Wow, really? So, basically, since 1999 or so, I could have had a built up career because I mastered the Linux OS. I have built up a career in something else totally unrelated. Do you think I’d be richer and famouser, too? Maybe I should have just thrown myself at the technology labor market and taken control of it, like I do with the terminal app. snort reapplies tape to broken glasses snort snort readjusts pocket protector prefers platform games with a penguin over a guy with a moustache snort snort
In software, it seems incredibly common for companies to give developers MacBooks and then have their software deployed on a linux VM in AWS.
It’s just one of the lower friction corporate options for software companies. The last time I used an institutionally managed linux computer was college.
There’s definitely tech jobs where you need to know linux. But there’s also a ton of jobs where you don’t have to know much of anything about it beyond common unix stuff, and where OS X specific knowledge is more useful.

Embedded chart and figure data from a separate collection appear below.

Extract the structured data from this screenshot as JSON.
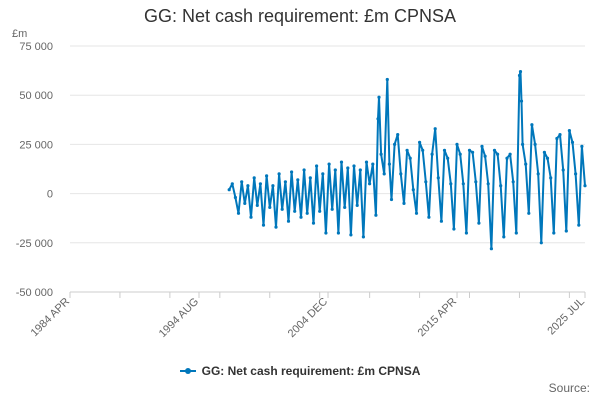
{
  "chart_data": {
    "type": "line",
    "title": "GG: Net cash requirement: £m CPNSA",
    "ylabel": "£m",
    "ylim": [
      -50000,
      75000
    ],
    "yticks": [
      75000,
      50000,
      25000,
      0,
      -25000,
      -50000
    ],
    "ytick_labels": [
      "75 000",
      "50 000",
      "25 000",
      "0",
      "-25 000",
      "-50 000"
    ],
    "xlim": [
      "1984-04",
      "2025-07"
    ],
    "xticks": [
      "1984-04",
      "1994-08",
      "2004-12",
      "2015-04",
      "2025-07"
    ],
    "xtick_labels": [
      "1984 APR",
      "1994 AUG",
      "2004 DEC",
      "2015 APR",
      "2025 JUL"
    ],
    "legend_position": "bottom",
    "grid": true,
    "color": "#0077bb",
    "series": [
      {
        "name": "GG: Net cash requirement: £m CPNSA",
        "x": [
          "1997-01",
          "1997-04",
          "1997-07",
          "1997-10",
          "1998-01",
          "1998-04",
          "1998-07",
          "1998-10",
          "1999-01",
          "1999-04",
          "1999-07",
          "1999-10",
          "2000-01",
          "2000-04",
          "2000-07",
          "2000-10",
          "2001-01",
          "2001-04",
          "2001-07",
          "2001-10",
          "2002-01",
          "2002-04",
          "2002-07",
          "2002-10",
          "2003-01",
          "2003-04",
          "2003-07",
          "2003-10",
          "2004-01",
          "2004-04",
          "2004-07",
          "2004-10",
          "2005-01",
          "2005-04",
          "2005-07",
          "2005-10",
          "2006-01",
          "2006-04",
          "2006-07",
          "2006-10",
          "2007-01",
          "2007-04",
          "2007-07",
          "2007-10",
          "2008-01",
          "2008-04",
          "2008-07",
          "2008-10",
          "2008-12",
          "2009-01",
          "2009-03",
          "2009-06",
          "2009-09",
          "2009-11",
          "2010-01",
          "2010-04",
          "2010-07",
          "2010-10",
          "2011-01",
          "2011-04",
          "2011-07",
          "2011-10",
          "2012-01",
          "2012-04",
          "2012-07",
          "2012-10",
          "2013-01",
          "2013-04",
          "2013-07",
          "2013-10",
          "2014-01",
          "2014-04",
          "2014-07",
          "2014-10",
          "2015-01",
          "2015-04",
          "2015-07",
          "2015-10",
          "2016-01",
          "2016-04",
          "2016-07",
          "2016-10",
          "2017-01",
          "2017-04",
          "2017-07",
          "2017-10",
          "2018-01",
          "2018-04",
          "2018-07",
          "2018-10",
          "2019-01",
          "2019-04",
          "2019-07",
          "2019-10",
          "2020-01",
          "2020-04",
          "2020-05",
          "2020-06",
          "2020-07",
          "2020-10",
          "2021-01",
          "2021-04",
          "2021-07",
          "2021-10",
          "2022-01",
          "2022-04",
          "2022-07",
          "2022-10",
          "2023-01",
          "2023-04",
          "2023-07",
          "2023-10",
          "2024-01",
          "2024-04",
          "2024-07",
          "2024-10",
          "2025-01",
          "2025-04",
          "2025-07"
        ],
        "values": [
          2000,
          5000,
          -2000,
          -10000,
          6000,
          -5000,
          4000,
          -12000,
          8000,
          -6000,
          5000,
          -16000,
          9000,
          -7000,
          4000,
          -17000,
          10000,
          -8000,
          6000,
          -14000,
          11000,
          -9000,
          7000,
          -12000,
          12000,
          -10000,
          8000,
          -15000,
          14000,
          -9000,
          10000,
          -20000,
          15000,
          -8000,
          12000,
          -20000,
          16000,
          -7000,
          13000,
          -21000,
          14000,
          -6000,
          12000,
          -22000,
          16000,
          5000,
          15000,
          -11000,
          38000,
          49000,
          20000,
          10000,
          58000,
          15000,
          -3000,
          25000,
          30000,
          10000,
          -5000,
          22000,
          18000,
          2000,
          -10000,
          26000,
          22000,
          6000,
          -12000,
          20000,
          33000,
          8000,
          -14000,
          22000,
          18000,
          5000,
          -18000,
          25000,
          20000,
          5000,
          -20000,
          22000,
          21000,
          6000,
          -15000,
          24000,
          19000,
          5000,
          -28000,
          22000,
          20000,
          4000,
          -22000,
          18000,
          20000,
          6000,
          -20000,
          60000,
          62000,
          47000,
          25000,
          15000,
          -10000,
          35000,
          25000,
          10000,
          -25000,
          21000,
          18000,
          8000,
          -20000,
          28000,
          30000,
          12000,
          -19000,
          32000,
          26000,
          10000,
          -16000,
          24000,
          4000
        ]
      }
    ]
  },
  "legend": {
    "label": "GG: Net cash requirement: £m CPNSA"
  },
  "source_label": "Source:"
}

When time is money, businesses give 0 shits about your Arch install, to be blunt, OSX and Apple are there to do work… Thay being said, I loves me some Unix Porn 😅 Sorry for the spicy reply. ❤️
Companies generally want something they control, so they can lock your computer and wipe it remotely when they lay you off.
They care about your arch install because they don’t want it any more than your OS X install. Their arch install would be fine, but their JAMF controlled OS X install is probably much cheaper for them to manage, practically speaking.
Precisely one niche where mastering the Linux OS provides bread.
I mean, imagine running legacy apps… In Tomcat. I’ve seen into the void…
Don’t have to imagine it. 🥲
Because Linux is really good at being a server, and macOS is really good at being a development OS, despite the hate it’s getting in this thread
I honestly think it has very little to do with the OS itself.
I think it’s more about practicalities and inertia - ordering laptops with the OS preinstalled, administering them, corporate VPN software, etc.
Both are great development OSs, but OS X is a better corporate OS.
+1 for the corporate part. That said I’ve been at two large corpos where Ubuntu LTS was an official, blessed, IT-managed workstation OS option. In fact some development projects have it as the default OS, because some software simply doesn’t build on non-Linux OSes and requires Linux VMs on Windows or macOS. For example AOSP.
Disagree on macOS being a really good development OS. It may be so for iOS/macOS development but for many other use cases, package managed Linux OSes are superior. Case in point, macOS has no built-in package manager that can manipulate what toolchains, runtimes and libraries are installed on the system and available for software development. You have to resort to Homebrew or Macports, both of which are inferior options than say apt in Debian-based Linux OSes. And then there’s the fact that macOS doesn’t support Linux containers without virtualization. Given how useful and how widely used containerization is for software development, it really puts the nails in macOS as a great development OS. Yes you can use containerization but at the expense of significant resource overhead. That’s not great at all. I had a 6-container stack to run for development on a MacBook Pro a few years back. It was nearly unusable on that hardware due the RAM overhead and slow macOS<->container IO. The same stack was flying on equivalent hardware running Ubuntu LTS. Beyond that, you can distribute whole consistent development environments fairly easily using Linux OSes and trivially using containers. Having used Windows, Linux and macOS for professional software development, I think macOS is easier to live with for companies without IT departments, but not necessarily as easy to live with for developers. That said people who are used to work with it might find that easier than learning something else even if that something is easier in absolute terms. Which is fine.